2.2. Sociolinguística e Análise do Discurso

2.2.2. Em busca de uma teoria de interface

Na seção anterior foram apresentados conceitos das três Ondas da Sociolinguística, os quais continuam se aplicando a pesquisas cujo objetivo se encerra no entendimento do processo de variação e mudança de fenômenos linguísticos que ocorrem em determinadas comunidades de fala. Porém, tais conceitos não são suficientes para analisar a relação entre as formas linguísticas estudadas aqui e a identidade caipira.

Para esse objetivo, recorreu-se à Análise do Discurso, cuja concepção de sujeito não só tomada como pressuposto teórico, como orientou o caminho da pesquisa. A ideia de sujeito concebido pela Análise do Discurso forneceu caminhos metodológicas de como observar o processo de identificação dos itatibenses com a cultura caipira.

O diálogo entre a Sociolinguística e a Análise do Discurso surgiu na década de 1970, a partir de inquietações a respeito das categorias sociais tratadas na Sociolinguística. O principal questionamento foi em relação à pré- determinação dessas categorias. Para Pêcheux; Gadet (2011 [1977]), o problema da Sociolinguística residia justamente no social, considerado saturado pelos autores: O sociologismo recobre também a questão do Estado substituindo

a análise das relações de produção por uma teoria das relações sociais que não é outra coisa que uma psicossociologia das relações inter-individuais (2011

[1977], p. 37).

Os autores afirmam que muitas das correspondências feitas na Sociolinguística entre as variantes e seus significados sociais não perpassam a dimensão política presente nas relações de poder na sociedade e tornam-se psicologizantes, sem levar em conta que o sentido está estruturado nas condições de produção.

Posteriormente, a Sociolinguística rediscutiu como se dá a correspondência entre as categorias sociais e as variantes linguísticas, a partir de novas concepções e metodologias apresentadas na Segunda e na Terceira Onda, sobretudo os trabalhos de Eckert. Contudo, a relação entre as variáveis linguísticas e a história (política) no processo de variação continuou sendo deixada de lado.

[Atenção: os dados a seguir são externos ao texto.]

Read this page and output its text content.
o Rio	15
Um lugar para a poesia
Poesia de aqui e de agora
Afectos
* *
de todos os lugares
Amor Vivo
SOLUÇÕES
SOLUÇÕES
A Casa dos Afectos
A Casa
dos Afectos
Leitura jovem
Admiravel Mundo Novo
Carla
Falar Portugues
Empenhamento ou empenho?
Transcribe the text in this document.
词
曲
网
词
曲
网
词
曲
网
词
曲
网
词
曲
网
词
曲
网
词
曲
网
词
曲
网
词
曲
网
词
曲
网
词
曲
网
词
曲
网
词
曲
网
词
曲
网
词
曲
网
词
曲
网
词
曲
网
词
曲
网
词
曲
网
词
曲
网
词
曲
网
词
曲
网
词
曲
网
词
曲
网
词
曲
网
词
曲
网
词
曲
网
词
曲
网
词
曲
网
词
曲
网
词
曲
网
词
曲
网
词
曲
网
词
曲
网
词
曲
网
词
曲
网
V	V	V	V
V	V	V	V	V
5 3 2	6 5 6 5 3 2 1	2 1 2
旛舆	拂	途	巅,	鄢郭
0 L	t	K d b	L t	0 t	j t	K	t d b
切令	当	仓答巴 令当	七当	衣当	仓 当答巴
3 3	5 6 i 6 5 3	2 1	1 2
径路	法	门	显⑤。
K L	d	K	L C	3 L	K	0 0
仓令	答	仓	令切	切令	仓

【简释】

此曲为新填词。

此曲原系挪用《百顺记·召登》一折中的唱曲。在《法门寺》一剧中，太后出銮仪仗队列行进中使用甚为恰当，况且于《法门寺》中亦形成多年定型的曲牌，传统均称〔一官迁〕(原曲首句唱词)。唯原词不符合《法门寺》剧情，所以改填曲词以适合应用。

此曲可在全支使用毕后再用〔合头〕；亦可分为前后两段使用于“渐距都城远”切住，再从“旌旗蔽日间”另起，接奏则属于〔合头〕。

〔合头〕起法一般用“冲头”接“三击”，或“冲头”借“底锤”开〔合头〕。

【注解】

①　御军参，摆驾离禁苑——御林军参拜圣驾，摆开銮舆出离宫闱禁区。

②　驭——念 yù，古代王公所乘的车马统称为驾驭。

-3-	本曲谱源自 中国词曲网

Ainda deve-se destacar que as formulações de Labov (2008 [1972]) já apresentavam certa sensibilidade quanto a essas questões. Em seu estudo nas lojas de departamento de Nova York, por exemplo, é possível dizer que o falante não é tomado como sujeito psicológico:

Outros fatores, além da estratificação das lojas, podem explicar o padrão regular da pronúncia de r visto acima, ou seja, este efeito pode ser a atribuição de um grupo particular da população, mais do que o comportamento dos vendedores,

como um todo. (LABOV, 2008 [1972], p. 75) (grifo meu).

O que o está em questão não é a atitude ou a intenção do vendedor, não se trata de um sujeito consciente e que é a fonte da variação que produz. O sujeito (o vendedor) é um efeito de um grupo particular, ou seja, de uma posição.

Diferencia-se aqui lugar e posição: enquanto o primeiro corresponde a um traço descritivo – o que muitas vezes equivale às variáveis independentes sociais na Sociolinguística –, o segundo é a posição de discurso. Pagotto (2001, p. 68) exemplifica bem essa diferença:

A pesquisa capta essas vozes, por meio das correlações estruturais que faz, mas o cerne da questão é a inscrição do sujeito falante numa dada posição de sujeito. Nem sempre é possível captar isso por meio de relações positivas. Muitas vezes, um sujeito fala com uma voz que, aos olhos do pesquisador, não é a sua: não é sua idade, não é sua faixa etária, não é seu grau de escolaridade. Essas falhas costumam ser descartadas, quando são justamente o índice mais premente do processo de identidade e a "prova" de que a correlação entre categorias sociais e formas lingüísticas se dá, no funcionamento da língua, em outro nível.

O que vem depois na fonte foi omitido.